Creating a CFD Trading Plan
When choosing a CFD trading strategy, new traders can easily become confused or even overwhelmed by all the variables and indicators available for consideration. While trading strategies can be complicated, it is often helpful to have at least one simple “go to” strategy to help you get started. This strategy should be a simple with an approach that you understand, and have the ability to replicate on a day to day basis. Today we are going to review the basics of creating a simple strategy for trending markets, by finding the trend then applying a MACD Oscillator. . Let’s get started!
Find the Trend
The key to any trend trading plan is to first find the market’s direction. If prices are heading higher, the trend is considered up. If prices are generally declining the trend is considered to be down. This is important because traders will only look to sell in a strong downtrend or place new buy orders when the trend is up. While there are many ways to find the trend, traders often employ a MVA (Simple Moving Average) to simplify the process. Let’s look at an example.
Below we have USOIL (WTI) on a 4Hour Chart. We can see the pair clearly making a series of lower lows and lower highs. This is the first sign that US Oil is trading in a strong downtrend. This analysis can be confirmed using a 200 MVA. Traditionally traders consider the trend to be bullish when price is above the 200 SMA and bearish if price resides under the indicator.
Given the information above, traders should look to sell USOil since price is currently below the 200 period MVA.
Entries with MACD
Once market direction is identified, we can then use an indicator to enter into the market. Below we can see the MACD oscillator again on a 4-Hour chart. Since we are only looking to sell in a downtrend, one tactic is to use MACD to sell a retracement. To do this, traders can look for the MACD line to cross above the zero line, then execute their orders when MACD closes back below zero. The idea behind this methodology is to enter the market, when momentum is heading back in the direction of the trend.
Below you will find several sample entries using the MACD indicator. The arrows below price have been included on the chart to better understand where execution may occur. Also notice how MACD is currently reading above the zero line. In the future if MACD again crosses below the zero line, it could signal another opportunity to sell USOIL using this entry methodology.
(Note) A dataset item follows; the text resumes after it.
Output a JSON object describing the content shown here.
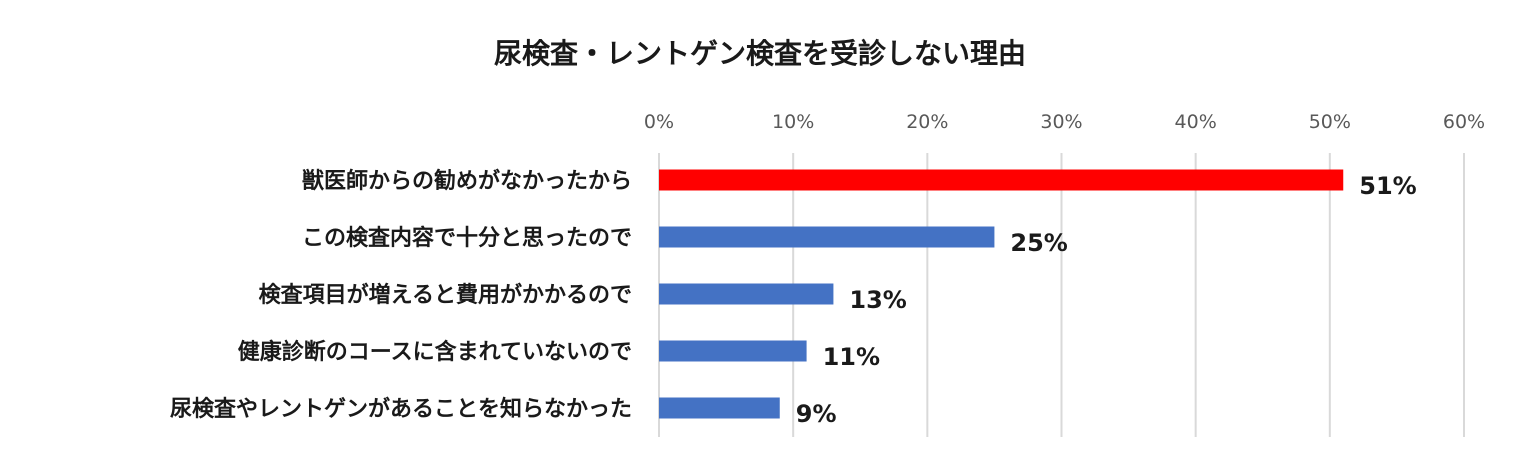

Now that a trade has been opened, traders need to have a plan to exit the market. This is extremely important because all trading carries a degree of risk! When trading in a strong trend, like our example today with USOIL, it is important to remember that the trend will eventually come to an end. In a downtrend stop orders can be placed over a previous swing high. Conversely, in an uptrend stop orders may be placed below a current swing low. The idea is, if you are selling a CFD like oil in a downtrend, trades should be exited at the first sign of the trend ending.
This is just one of many ways you can approach a simple trading strategy. The key to learning how to place orders while managing risk, in a manner that works for you, is to practice. Feel free to practice this simple CFD trading strategy, or even create your own, using a CFD Demo account. Many brokers offers demo accounts for free. This will allow you to get comfortable with the market as well as well as work on your trading techniques in real time!